Si M. Macron intervenait discrètement et indirectement pour M. Sarkozy toutes les belles intentions s’envoleraient et ce serait contre- productif car il y a c’est vrai, des juges idéologues, d’autres qui ont une dent contre celui qui les a traités notamment de « petits pois » et les a agités, et enfin ceux qui sont rétifs à toute recommandation qu’on n’appelle pas instructions. Heureusement la très grande majorité des juges appliquent le droit et sont pour l’exemplarité ce qui n’est pas critiquable personne n’étant au- dessus ou au-dessous des lois.   

Je ne vois pas l’intérêt du président actuel et chef de l’Etat peut être futur réélu de s’immiscer dans les dossiers qui concernent M. Sarkozy et de signer un « deal « » avec lui.  Ce serait immoral et illégal. Je ne sais pas si politiquement le soutien de M. Sarkozy à M. Macron paierait mais ce dont je suis certain concernant la justice c’est qu’il y a un grand risque et que le résultat attendu ne sera pas au rendez-vous. Ceux qui répandent ces bruits attentent aux institutions et sont irresponsables car des gens voient des complots et des combines partout, ce qui est les conforter dans leur méfiance. Un peu de dignité et de retenue ne feraient pas de mal dans cette époque énervée où les citoyens sont perdus.
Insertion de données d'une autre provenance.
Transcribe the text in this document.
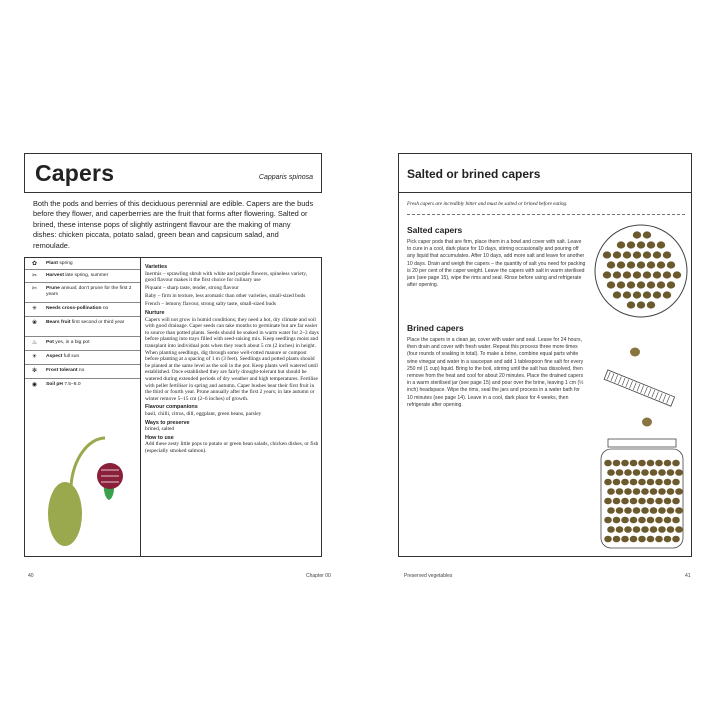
Capers	Capparis spinosa
Both the pods and berries of this deciduous perennial are edible. Capers are the buds before they flower, and caperberries are the fruit that forms after flowering. Salted or brined, these intense pops of slightly astringent flavour are the making of many dishes: chicken piccata, potato salad, green bean and capsicum salad, and remoulade.
✿ Plant spring
✂ Harvest late spring, summer
✄ Prune annual; don't prune for the first 2 years
✳ Needs cross-pollination no
❀ Bears fruit first second or third year
♨ Pot yes, in a big pot
☀ Aspect full sun
✻ Frost tolerant no
◉ Soil pH 7.5–8.0
Varieties

Inermis – sprawling shrub with white and purple flowers, spineless variety, good flavour makes it the first choice for culinary use

Piquant – sharp taste, tender, strong flavour

Baby – firm in texture, less aromatic than other varieties, small-sized buds

French – lemony flavour, strong salty taste, small-sized buds

Nurture

Capers will not grow in humid conditions; they need a hot, dry climate and soil with good drainage. Caper seeds can take months to germinate but are far easier to source than potted plants. Seeds should be soaked in warm water for 2–3 days before planting into trays filled with seed-raising mix. Keep seedlings moist and transplant into individual pots when they reach about 5 cm (2 inches) in height. When planting seedlings, dig through some well-rotted manure or compost before planting at a spacing of 1 m (3 feet). Seedlings and potted plants should be planted at the same level as the soil in the pot. Keep plants well watered until established. Once established they are fairly drought-tolerant but should be watered during extended periods of dry weather and high temperatures. Fertilise with pellet fertiliser in spring and autumn. Caper bushes bear their first fruit in the third or fourth year. Prune annually after the first 2 years; in late autumn or winter remove 5–15 cm (2–6 inches) of growth.

Flavour companions

basil, chilli, citrus, dill, eggplant, green beans, parsley

Ways to preserve

brined, salted

How to use

Add these zesty little pops to potato or green bean salads, chicken dishes, or fish (especially smoked salmon).

40	Chapter 00
Salted or brined capers
Fresh capers are incredibly bitter and must be salted or brined before eating.
Salted capers
Pick caper pods that are firm, place them in a bowl and cover with salt. Leave to cure in a cool, dark place for 10 days, stirring occasionally and pouring off any liquid that accumulates. After 10 days, add more salt and leave for another 10 days. Drain and weigh the capers – the quantity of salt you need for packing is 20 per cent of the caper weight. Leave the capers with salt in warm sterilised jars (see page 15), wipe the rims and seal. Rinse before using and refrigerate after opening.
Brined capers
Place the capers in a clean jar, cover with water and seal. Leave for 24 hours, then drain and cover with fresh water. Repeat this process three more times (four rounds of soaking in total). To make a brine, combine equal parts white wine vinegar and water in a saucepan and add 1 tablespoon fine salt for every 250 ml (1 cup) liquid. Bring to the boil, stirring until the salt has dissolved, then remove from the heat and cool for about 20 minutes. Place the drained capers in a warm sterilised jar (see page 15) and pour over the brine, leaving 1 cm (½ inch) headspace. Wipe the rims, seal the jars and process in a water bath for 10 minutes (see page 14). Leave in a cool, dark place for 4 weeks, then refrigerate after opening.
Preserved vegetables	41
Il faut donc chercher le silence de M. Sarkozy envers la candidate des républicains LR motivé par une raison que seul lui-même peut révéler. Je ne doute pas qu’elle ira dans le sens de la grandeur de la France. Il pourra ainsi préparer sa confrontation avec les juges dans la sérénité sans rien devoir à personne. Avec son talent et sa conviction, pour sa vérité.

En attendant il ne faut pas instiller le doute car les relations quasi incestueuses de jadis entre la politique et le pouvoir et la justice dite aux ordres ont été ravageuses. Il faut clôturer cette période ce qui me parait être déjà le cas, mais tout le monde n’est pas convaincu. La justice comme la femme de César ne doit pas être soupçonnée de complaisance ou de dureté. Elle doit être valorisée, indépendance ne voulant pas dire n’en faire qu’à sa tête sans rendre de comptes. Les politiques doivent se contenter de l’essentiel : réussir les réformes et faire progresser la nation dans l’union. En préservant l’intérêt collectif.

Le duo politique-justice n’est pas lié et doit être irréprochable.  Chacun doit suivre son chemin. Dans son couloir.